Este Contraponto, admito, demorou mais tempo do que eu previra. Na verdade, ao longo destes dias, ele estava sendo composto em minha mente, dentro de um ritmo ditado por ele mesmo.

"Sobre o quê escrever aqui?" foi a pergunta que mais me fiz. E a resposta estava, vejo agora, bem diante de mim.

Eu a descobri treinando com meu contrabaixo enquanto tocava uma escala de Do maior no início dos estudos do dia, ao som de um metrônomo e sem um amplificador (Nunca treino com um, prefiro assim).

Em nosso sistema musical, as notas estão separadas entre si por semitons. Se tocarmos um Do e começarmos a tocar uma escala ascendente (Do grave para o agudo) de Do maior, veremos que as demais notas se tornam diferentes do primeiro Do tocado...

Essa situação termina ao chegarmos na oitava nota daquela escala, que também é um Do. Mais agudo, mas ainda assim um Do.
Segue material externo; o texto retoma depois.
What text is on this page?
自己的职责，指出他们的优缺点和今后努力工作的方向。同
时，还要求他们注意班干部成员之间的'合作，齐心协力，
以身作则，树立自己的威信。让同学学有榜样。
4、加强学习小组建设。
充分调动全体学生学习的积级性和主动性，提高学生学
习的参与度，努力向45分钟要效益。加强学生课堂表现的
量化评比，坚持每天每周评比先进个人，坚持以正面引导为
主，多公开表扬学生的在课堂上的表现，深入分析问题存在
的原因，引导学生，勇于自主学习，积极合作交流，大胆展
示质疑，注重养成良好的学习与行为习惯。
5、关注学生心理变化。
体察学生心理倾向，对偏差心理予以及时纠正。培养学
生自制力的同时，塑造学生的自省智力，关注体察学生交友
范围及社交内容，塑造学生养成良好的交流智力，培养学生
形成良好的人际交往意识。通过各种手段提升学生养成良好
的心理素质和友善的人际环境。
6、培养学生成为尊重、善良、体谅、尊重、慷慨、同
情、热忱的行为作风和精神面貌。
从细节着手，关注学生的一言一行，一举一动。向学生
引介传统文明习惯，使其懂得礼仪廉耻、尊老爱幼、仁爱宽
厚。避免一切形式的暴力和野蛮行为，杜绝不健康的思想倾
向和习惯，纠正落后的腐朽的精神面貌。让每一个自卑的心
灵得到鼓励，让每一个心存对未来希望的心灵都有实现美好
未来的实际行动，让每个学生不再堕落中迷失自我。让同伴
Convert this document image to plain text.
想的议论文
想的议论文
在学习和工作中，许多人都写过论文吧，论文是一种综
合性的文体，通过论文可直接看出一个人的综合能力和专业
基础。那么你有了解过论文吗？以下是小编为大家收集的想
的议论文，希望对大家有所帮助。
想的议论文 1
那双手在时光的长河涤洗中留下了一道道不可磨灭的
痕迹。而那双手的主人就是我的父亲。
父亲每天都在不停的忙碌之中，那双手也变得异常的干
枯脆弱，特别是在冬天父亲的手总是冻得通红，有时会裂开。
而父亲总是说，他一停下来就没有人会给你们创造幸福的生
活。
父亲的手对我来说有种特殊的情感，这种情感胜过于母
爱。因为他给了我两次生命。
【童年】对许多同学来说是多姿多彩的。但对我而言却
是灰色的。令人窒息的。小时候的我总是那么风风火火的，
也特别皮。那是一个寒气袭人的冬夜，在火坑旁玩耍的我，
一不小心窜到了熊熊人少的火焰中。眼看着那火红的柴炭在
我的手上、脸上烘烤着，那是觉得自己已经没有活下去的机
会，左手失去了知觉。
Inspirado pelas oitavas, pensando nessa situação musical de notas que se repetem de formas diferentes e pensando também nas diversas situações que vão se repetindo na minha vida cheguei ao cerne deste Contraponto.

Da Capo. Em italiano, do início... Esta foi a resposta que me foi dada pelas oitavas.

Sendo este o Oitavo Contraponto, decidi retomar o tema abordado no Primeiro Contraponto.: A Paixão pela Música.

Mas assim como uma oitava é uma repetição em outra frequência de uma nota e não a mesma nota repetida em sua frequência original, este Contraponto falará deste tema de uma outra forma, de um modo diferente do que já foi dito... Afinal de contas, o intuito aqui é ser uma oitava e não um uníssono.

Uma vez, antes de ser músico, li em algum lugar, uma frase do Sting na qual ele dizia (Não me lembro das palavras exatas) que ele não conseguia mais ouvir música pelo prazer de ouvir música porque ele não conseguia deixar de analisar tecnicamente o que ele escutava.

Mesmo que eu não me lembre mais das palavras exatas dele, essa frase do Sting, lida por mim por acaso, sempre me acompanhou em meu caminho musical.

Repetindo (Este artigo é uma oitava, afinal de contas) aqui o que disse no Primeiro Contraponto: Penso que um dos maiores perigos do caminho musical é nos esquecermos da paixão pela música, daquele entusiasmo infantil, feliz e febril, daquela vibração d'alma que a música nos trouxe quando a conhecemos pela primeira vez.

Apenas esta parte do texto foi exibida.